Oerter, who lives in Fort Myers Beach, Fla., is also a pioneer in the discipline of natural movement dance, a fluid movement done to classical music that Oerter says has “touched her heart.” Today
she says she is happy and healthy and continues to find new ways to express herself as an artist and an athlete, honoring the husband who enriched her life and celebrating the spirit of a college freshman with a dream.
“I was this farm girl just walking into Jerry Barland’s office with no fear, and I’ve carried that with me through my entire life,” Oerter says. “There was no fear. If I could encourage anybody, I’d tell them to just go for it. You should never have any fears.”

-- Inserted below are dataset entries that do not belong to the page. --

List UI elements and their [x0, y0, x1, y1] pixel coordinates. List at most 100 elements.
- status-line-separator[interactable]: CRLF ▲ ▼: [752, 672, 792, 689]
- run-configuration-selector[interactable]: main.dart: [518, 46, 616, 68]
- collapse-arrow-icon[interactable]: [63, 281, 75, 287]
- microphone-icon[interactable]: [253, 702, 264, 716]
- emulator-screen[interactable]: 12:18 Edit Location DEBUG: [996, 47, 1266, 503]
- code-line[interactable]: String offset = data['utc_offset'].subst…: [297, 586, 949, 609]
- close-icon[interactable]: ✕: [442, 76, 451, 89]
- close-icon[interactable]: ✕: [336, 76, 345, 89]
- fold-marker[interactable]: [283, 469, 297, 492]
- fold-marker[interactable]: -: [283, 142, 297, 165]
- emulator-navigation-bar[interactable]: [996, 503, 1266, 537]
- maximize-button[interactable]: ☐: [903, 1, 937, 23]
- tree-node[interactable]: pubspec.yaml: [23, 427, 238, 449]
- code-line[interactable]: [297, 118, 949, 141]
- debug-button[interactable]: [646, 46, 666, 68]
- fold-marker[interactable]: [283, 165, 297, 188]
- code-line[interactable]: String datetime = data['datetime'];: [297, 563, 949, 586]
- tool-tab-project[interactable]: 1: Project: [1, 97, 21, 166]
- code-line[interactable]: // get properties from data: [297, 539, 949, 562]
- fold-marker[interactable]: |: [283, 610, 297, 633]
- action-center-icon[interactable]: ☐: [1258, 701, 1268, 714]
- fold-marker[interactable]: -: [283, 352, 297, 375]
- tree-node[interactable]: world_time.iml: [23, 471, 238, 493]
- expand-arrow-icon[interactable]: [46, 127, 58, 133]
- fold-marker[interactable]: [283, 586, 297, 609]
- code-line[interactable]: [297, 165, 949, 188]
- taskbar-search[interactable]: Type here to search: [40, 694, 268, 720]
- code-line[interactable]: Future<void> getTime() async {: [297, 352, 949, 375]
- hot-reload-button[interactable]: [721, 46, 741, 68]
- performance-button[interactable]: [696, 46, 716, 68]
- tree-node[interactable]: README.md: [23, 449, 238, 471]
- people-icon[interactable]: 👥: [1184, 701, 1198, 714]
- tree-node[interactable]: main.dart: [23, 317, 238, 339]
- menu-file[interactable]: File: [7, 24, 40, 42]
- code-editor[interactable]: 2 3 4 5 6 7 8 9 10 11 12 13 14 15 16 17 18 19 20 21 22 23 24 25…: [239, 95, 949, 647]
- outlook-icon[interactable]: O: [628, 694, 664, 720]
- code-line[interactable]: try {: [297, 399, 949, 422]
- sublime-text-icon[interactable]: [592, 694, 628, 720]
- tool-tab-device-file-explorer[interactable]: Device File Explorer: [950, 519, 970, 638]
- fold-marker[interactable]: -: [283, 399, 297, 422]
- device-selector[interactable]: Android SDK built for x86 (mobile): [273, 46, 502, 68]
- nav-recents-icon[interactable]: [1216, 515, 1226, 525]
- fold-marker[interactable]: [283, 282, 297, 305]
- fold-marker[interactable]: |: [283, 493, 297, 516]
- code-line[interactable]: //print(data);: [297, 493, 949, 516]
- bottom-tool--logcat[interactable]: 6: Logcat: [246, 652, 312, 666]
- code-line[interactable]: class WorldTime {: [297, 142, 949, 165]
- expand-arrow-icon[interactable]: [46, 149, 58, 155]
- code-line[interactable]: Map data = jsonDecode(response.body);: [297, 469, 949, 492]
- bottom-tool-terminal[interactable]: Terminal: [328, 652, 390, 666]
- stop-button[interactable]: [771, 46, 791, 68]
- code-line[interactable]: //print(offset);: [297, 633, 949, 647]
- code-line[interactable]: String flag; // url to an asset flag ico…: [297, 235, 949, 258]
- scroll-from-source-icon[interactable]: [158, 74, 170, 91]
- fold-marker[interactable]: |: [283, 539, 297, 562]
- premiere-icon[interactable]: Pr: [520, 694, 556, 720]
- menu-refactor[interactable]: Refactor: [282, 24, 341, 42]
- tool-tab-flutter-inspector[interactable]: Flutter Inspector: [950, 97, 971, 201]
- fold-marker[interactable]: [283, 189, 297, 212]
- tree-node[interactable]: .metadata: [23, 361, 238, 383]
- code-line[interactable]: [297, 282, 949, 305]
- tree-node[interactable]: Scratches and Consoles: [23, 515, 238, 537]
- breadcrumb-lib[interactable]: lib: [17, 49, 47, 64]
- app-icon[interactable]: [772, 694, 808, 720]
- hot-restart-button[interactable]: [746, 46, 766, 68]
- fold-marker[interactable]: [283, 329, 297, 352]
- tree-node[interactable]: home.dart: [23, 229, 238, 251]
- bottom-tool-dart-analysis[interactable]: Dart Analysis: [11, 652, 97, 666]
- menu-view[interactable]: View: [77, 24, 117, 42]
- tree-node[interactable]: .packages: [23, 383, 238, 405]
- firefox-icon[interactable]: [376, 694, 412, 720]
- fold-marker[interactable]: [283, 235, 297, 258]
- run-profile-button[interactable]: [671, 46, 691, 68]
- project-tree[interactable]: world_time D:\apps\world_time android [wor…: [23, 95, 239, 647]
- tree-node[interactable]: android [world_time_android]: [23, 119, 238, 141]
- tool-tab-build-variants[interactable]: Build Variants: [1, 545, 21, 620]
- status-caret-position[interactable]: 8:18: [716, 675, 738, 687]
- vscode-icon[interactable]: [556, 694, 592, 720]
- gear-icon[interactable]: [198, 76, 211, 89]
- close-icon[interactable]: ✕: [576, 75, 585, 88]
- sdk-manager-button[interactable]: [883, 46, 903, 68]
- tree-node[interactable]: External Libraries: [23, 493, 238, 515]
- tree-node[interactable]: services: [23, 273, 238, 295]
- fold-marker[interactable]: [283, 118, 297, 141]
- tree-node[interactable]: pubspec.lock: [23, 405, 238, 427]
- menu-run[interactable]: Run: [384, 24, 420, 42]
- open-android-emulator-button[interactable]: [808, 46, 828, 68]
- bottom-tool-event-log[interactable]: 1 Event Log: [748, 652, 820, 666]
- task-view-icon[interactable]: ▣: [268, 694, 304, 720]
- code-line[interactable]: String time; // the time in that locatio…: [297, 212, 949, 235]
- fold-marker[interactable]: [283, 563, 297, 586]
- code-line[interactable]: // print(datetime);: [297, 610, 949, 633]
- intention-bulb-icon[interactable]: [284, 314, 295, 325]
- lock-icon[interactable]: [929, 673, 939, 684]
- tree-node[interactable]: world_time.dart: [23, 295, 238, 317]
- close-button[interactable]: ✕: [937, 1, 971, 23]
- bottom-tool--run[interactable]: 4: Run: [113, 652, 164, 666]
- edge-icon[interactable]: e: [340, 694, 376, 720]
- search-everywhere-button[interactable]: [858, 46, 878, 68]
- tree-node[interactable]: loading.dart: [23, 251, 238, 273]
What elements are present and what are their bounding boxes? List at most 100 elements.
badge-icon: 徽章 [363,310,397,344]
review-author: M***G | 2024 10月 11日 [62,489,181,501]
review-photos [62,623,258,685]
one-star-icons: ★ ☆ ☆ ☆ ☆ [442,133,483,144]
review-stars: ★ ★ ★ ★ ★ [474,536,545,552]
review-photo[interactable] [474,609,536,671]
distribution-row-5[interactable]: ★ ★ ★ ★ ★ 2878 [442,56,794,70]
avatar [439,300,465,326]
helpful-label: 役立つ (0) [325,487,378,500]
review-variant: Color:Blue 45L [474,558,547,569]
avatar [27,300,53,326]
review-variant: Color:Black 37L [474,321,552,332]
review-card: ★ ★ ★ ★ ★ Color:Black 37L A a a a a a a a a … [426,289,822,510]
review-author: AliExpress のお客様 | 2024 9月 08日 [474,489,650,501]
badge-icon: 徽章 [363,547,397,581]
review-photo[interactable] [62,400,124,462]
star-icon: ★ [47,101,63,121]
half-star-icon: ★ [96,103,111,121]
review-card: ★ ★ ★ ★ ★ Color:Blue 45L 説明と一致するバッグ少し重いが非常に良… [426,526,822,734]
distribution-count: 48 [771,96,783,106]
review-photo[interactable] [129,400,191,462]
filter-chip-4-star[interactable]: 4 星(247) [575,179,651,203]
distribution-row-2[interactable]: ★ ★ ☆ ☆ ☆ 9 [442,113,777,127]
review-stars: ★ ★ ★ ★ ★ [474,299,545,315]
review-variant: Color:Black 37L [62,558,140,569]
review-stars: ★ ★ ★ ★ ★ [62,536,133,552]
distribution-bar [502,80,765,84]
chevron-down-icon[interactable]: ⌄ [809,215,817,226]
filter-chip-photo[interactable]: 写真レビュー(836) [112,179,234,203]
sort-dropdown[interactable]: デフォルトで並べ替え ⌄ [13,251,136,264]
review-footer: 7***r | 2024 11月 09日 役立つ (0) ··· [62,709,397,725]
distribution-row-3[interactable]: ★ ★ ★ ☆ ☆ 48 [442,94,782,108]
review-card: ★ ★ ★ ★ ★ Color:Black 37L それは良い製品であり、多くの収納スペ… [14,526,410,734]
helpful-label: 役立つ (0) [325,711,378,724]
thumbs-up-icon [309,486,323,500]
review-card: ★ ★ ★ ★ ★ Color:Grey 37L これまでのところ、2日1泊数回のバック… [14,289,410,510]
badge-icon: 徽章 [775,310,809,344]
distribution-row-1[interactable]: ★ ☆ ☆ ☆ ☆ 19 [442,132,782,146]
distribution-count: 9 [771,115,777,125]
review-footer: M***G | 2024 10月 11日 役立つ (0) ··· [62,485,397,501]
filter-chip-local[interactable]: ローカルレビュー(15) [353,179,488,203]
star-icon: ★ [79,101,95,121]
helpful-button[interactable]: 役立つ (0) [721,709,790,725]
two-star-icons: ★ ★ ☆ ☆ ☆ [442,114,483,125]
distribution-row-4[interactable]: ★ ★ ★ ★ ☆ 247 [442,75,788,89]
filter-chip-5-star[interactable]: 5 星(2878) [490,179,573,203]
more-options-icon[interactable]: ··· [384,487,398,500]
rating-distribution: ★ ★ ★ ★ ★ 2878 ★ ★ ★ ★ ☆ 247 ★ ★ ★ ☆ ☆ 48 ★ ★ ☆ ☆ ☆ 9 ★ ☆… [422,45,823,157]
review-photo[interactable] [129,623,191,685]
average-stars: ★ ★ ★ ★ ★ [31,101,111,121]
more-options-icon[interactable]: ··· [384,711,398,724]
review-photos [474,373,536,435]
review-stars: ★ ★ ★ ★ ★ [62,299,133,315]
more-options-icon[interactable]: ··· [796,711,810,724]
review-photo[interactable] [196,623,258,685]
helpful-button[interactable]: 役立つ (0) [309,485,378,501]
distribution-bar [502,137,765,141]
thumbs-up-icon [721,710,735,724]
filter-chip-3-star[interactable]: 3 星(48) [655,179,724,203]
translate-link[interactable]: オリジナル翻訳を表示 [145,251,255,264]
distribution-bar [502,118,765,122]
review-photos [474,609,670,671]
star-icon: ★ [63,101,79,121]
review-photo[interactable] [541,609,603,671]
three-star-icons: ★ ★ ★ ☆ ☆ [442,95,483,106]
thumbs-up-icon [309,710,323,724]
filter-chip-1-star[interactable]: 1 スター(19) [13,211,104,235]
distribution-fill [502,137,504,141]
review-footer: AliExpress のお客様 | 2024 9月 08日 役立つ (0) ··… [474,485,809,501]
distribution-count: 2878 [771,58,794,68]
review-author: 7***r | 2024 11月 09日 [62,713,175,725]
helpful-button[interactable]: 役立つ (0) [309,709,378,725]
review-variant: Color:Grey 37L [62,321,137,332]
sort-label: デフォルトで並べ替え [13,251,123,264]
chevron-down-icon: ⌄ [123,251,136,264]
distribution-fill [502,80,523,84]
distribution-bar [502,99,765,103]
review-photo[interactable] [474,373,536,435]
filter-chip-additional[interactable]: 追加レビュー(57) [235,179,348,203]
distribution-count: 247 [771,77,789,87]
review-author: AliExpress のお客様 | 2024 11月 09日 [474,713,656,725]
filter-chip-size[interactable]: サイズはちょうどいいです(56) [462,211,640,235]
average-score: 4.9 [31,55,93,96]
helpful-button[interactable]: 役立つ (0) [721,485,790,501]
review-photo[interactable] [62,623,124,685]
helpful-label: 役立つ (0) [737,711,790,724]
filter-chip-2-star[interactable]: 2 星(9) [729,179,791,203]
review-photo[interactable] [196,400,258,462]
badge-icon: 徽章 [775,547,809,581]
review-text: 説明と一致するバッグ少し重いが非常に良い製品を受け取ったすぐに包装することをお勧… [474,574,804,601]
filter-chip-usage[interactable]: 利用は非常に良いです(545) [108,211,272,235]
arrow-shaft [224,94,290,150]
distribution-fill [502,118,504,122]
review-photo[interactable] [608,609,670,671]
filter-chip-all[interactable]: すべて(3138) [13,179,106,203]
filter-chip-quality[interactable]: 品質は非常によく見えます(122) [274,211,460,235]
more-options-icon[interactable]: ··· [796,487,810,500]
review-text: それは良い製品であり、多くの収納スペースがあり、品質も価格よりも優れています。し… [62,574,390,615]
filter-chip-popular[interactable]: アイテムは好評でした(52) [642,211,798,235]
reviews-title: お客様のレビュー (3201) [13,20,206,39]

Cathy Carroll Oerter is one of
nine inductees into the 2008
Iowa State University Athletics
Hall of Fame who will be honored
Sept. 5-6 in Ames.
2008 ISU Athletics Hall of Fame Inductees
Steve Carson, Track & Field
Three-time All-American, two-time Big Eight
champ, and 1967 national champion in
the 600-yard dash
Robert Hess, Wrestling
ISU’s first two-time national champion (1932, 1933), wrestling in the 175-pound class despite never
weighing more than 168 pounds
Elaine Hieber, Administration
Retired senior associate athletics director
who was named 2001 women’s collegiate athletics administrator of the year
Bob Locker, Baseball
All-Big Eight pitcher who is the only Cyclone ever
to appear in a World Series (1972, Oakland A’s)
Al Nacin, Wrestling
ISU’s first four-time All-American and 1975
190-pound national champion
Cathy Carroll Oerter, Track & Field
Considered the mother of the ISU women’s
track and field program; member of the mile relay
team that won ISU’s first national title in
women’s track in 1974
Frank Randall, Athletics Training
ISU staffer from 1970-2008 and member of National Athletics Trainers Association Hall of Fame
Marcus Robertson, Football
Three-time All-Big Eight cornerback who
has been an NFL standout since 1991
Otto Stowe, Football
All-Big Eight wide receiver who was a two-time Super Bowl participant and member of
the legendary 1972 Miami Dolphins
About the Writer | Kate Bruns is the associate editor of VISIONS magazine.